Hydro-Pneumatic Struts (HPS) are widely implemented in automobile, aerospace, and construction industries, mainly for the purpose of vibration and shock absorption. The HPS design with integrated gas-oil chamber is relatively more compact and robust, while mixing gas and oil inside the HPS generates gas-oil emulsion and more nonlinearities. This study formulated a nonlinear analytical model of the compact HPS with gas-oil emulsion, considering the real gas law and pressure-dependent LuGre friction model. The polytropic version of the van der Waals (vdW) method for real gas is applied to represent the thermodynamic behavior of nitrogen. The experimental data were collected at a near constant temperature of 30°C with three charging pressures under excitations in the frequency range of 0.5-6Hz, considering two flow connection configurations between chambers as one- and two-bleed orifice. The nonlinear behavior of the gas volume fraction of the emulsion was identified based on peak strut velocity and charge pressure.
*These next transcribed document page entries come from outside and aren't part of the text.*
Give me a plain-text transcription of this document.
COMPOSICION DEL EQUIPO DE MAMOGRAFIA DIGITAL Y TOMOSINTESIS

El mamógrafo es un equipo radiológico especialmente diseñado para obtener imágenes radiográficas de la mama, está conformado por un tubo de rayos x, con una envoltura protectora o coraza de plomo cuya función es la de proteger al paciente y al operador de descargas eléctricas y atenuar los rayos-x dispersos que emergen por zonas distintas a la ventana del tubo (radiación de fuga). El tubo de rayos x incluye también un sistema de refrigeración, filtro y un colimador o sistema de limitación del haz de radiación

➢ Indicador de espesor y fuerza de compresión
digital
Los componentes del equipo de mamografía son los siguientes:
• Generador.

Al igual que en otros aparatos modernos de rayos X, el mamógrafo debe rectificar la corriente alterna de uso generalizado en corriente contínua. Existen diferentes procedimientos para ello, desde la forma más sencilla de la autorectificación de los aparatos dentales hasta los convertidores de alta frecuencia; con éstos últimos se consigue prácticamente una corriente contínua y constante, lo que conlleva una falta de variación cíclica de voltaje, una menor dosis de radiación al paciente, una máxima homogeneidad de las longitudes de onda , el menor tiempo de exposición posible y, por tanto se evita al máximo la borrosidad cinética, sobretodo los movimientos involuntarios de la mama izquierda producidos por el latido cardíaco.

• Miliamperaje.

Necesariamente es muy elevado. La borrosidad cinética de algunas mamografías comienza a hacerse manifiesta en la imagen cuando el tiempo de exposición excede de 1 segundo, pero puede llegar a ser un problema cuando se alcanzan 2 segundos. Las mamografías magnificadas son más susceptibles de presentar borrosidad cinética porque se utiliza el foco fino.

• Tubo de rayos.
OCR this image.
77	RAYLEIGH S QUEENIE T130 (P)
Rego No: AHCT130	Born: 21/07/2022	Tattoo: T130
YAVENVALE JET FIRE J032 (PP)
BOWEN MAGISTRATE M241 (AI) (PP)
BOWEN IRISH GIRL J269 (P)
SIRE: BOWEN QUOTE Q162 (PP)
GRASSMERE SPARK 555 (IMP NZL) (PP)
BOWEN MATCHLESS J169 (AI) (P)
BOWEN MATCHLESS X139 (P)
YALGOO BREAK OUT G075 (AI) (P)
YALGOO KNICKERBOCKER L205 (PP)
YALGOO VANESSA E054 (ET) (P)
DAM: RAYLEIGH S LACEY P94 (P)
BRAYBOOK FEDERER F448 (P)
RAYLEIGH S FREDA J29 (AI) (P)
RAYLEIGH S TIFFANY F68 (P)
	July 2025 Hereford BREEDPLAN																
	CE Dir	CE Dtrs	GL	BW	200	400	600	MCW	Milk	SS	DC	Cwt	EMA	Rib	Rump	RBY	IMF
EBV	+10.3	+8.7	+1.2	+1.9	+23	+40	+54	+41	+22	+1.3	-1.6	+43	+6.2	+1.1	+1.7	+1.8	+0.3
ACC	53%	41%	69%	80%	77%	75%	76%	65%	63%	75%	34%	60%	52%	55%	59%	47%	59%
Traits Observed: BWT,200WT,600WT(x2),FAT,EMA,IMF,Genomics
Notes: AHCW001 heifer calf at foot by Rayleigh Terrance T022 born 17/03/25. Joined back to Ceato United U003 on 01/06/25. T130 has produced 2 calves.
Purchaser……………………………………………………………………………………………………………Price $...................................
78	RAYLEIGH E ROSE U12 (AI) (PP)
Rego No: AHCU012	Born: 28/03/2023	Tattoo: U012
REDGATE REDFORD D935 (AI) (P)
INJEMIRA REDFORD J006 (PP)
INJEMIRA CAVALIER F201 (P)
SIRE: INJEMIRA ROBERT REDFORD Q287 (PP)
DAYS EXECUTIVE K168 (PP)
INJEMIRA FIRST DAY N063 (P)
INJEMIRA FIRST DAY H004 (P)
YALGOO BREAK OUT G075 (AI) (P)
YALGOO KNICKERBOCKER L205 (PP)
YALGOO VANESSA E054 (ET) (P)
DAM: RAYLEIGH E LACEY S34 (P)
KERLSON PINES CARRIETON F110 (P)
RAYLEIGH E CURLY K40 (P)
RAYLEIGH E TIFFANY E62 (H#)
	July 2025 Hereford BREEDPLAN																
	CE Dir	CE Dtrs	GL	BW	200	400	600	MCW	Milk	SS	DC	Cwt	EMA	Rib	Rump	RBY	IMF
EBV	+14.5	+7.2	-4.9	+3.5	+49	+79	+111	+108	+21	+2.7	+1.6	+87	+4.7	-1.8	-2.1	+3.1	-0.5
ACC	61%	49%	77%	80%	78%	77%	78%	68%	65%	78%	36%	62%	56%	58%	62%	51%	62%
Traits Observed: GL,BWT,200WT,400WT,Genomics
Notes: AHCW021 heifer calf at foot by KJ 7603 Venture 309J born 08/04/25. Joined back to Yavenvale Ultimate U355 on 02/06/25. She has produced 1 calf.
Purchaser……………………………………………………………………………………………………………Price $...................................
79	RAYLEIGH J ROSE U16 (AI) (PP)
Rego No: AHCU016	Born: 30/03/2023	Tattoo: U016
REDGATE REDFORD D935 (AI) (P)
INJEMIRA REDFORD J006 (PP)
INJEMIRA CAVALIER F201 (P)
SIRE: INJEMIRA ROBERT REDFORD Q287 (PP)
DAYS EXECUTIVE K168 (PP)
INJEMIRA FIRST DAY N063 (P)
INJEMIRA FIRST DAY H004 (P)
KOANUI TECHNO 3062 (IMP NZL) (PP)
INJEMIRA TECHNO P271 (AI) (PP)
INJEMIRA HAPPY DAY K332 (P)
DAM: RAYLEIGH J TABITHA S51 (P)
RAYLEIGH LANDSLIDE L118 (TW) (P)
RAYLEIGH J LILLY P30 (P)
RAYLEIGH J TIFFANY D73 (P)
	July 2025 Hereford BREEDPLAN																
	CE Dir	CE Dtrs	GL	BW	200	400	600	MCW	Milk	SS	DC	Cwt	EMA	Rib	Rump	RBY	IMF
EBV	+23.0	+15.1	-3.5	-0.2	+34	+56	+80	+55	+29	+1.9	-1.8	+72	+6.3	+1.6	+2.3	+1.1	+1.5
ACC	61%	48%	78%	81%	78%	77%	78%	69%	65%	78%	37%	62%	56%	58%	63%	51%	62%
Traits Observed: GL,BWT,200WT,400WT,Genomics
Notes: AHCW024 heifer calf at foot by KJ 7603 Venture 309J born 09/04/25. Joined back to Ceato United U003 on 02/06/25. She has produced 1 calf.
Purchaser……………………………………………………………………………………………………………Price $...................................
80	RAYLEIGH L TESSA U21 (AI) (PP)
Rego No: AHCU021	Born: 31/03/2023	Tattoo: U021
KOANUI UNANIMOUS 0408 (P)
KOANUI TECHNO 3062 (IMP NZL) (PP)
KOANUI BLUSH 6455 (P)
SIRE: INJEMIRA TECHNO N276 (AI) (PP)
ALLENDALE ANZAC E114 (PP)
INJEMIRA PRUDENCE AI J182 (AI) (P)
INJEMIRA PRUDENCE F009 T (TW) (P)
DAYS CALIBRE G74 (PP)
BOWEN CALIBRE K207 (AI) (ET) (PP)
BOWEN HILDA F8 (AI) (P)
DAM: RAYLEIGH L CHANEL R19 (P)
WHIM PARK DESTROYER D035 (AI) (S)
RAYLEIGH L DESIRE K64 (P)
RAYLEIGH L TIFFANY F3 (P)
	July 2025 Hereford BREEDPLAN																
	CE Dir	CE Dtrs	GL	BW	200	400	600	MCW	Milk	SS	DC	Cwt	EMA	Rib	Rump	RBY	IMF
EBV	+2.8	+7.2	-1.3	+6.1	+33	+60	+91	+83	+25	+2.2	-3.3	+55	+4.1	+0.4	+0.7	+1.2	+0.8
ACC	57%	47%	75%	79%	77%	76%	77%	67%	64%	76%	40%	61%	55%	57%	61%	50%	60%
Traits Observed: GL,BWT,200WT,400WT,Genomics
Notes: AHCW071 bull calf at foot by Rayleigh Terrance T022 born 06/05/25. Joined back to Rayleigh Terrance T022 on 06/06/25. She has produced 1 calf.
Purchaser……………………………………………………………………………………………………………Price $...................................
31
Discharge coefficients of bleed and check valves were determined as a function of the instantaneous pressure difference between chambers. The parameters of the pressure-dependent LuGre model, such as the Stiction force and Coulomb force apart from stiffness and damping coefficient of bristle deflection, were also investigated considering the effect of pressure variation. Compared to the generally used ideal gas and Coulomb friction models, the proposed model considerably improved the prediction accuracy of the total force and pressures of HPS, with normalized root-mean-square deviations of about 8%.